Geniusy wielbicielom kina akcji dadzą za to ciekawy efekt sali kinowej, bo tam prócz mocno podbitego basu, mamy wrażenie przebywania w większym pomieszczeniu. Pluton Oliver'a Stone to czysta przyjemność dźwiękowa w wykonaniu Zabiusa M, szczególnie chwile lotu śmigłowcem (dźwięk łopat wirnika) i wystrzałów kałasznikowa... Tutaj nie wskazałbym zwycięzcy porównania, bo to już będzie zależało od naszych upodobań filmowych.

TELEFON
Przy zastosowaniu słuchawek, jako Hands Free, bardziej podobały mi się Roccaty. Po prostu ich dźwięk był bardziej zblizony do naturalnego, podczas gdy u Geniusa potrafił lekko "huczeć". Za to odnalezienie i użycie włącznika rozmowy w Zabiusie, jest łatwiejsze do zlokalizowania. W obu produktach mikrofony są czułe i przetwarzany przez nie głos jest dobrej jakości.

MUZYKA
Muzykę pozostawiłem na koniec, bo tutaj można chyba najłatwiej dostrzec różnice między obu produktami. Oba mogę polecić z czystym sumieniem do takiego zastosowania, ale tutaj trzeba je dostosować już do własnych zainteresowań i preferencji muzycznych. W Geniusach dominować będzie bas, a wysokie tony ładnie się z nimi komponują. Niemniej "środek" już w nich trochę "leży". Nie znaczy to, że go tam nie ma, jednak Zabius ma lekkie (nawet bardzo lekkie), tendencje dudnienia (pewnie to delikatne wrażenie pogłosu, o którym wcześniej wspominałem), a to nie do każdej muzyki pasuje. Świetnie sprawdzi się ten produkt w muzyce ze sporą ilością elektronicznego bitu, gdzie basowy rytm będzie dominował pozostawiając resztę pasma w lekko wycofanym tyle.

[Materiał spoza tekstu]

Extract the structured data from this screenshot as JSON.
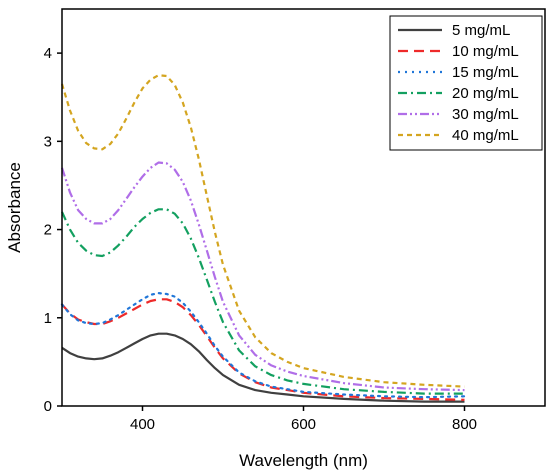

Za to w kawałkach, gdzie jest sporo instrumentów klasycznych, gitary akustyczne, tradycyjne perkusje, instrumenty dęte, doskonale sprawi się Roccat. SYVA ma doskonale mięciutki, nienatarczywy, ale doskonale słyszalny sopran, średnie tony delikatnie wycofane, jednak wyraźne no i "pluszowy" basik, to znaczy taki miękki, nienatarczywy, a dobrze słyszalny. Całość sprowadza się do tego, że np. w utworach Dire Straits, słychać było przesuniecie palców po strunach, zupełnie nie przesłonięte rytmem bębnów. Dla mnie do muzyki produkt Roccat'a jest liderem, choć lubiący mocny bas, na pewno nie będą narzekać na dźwięki Genius'a.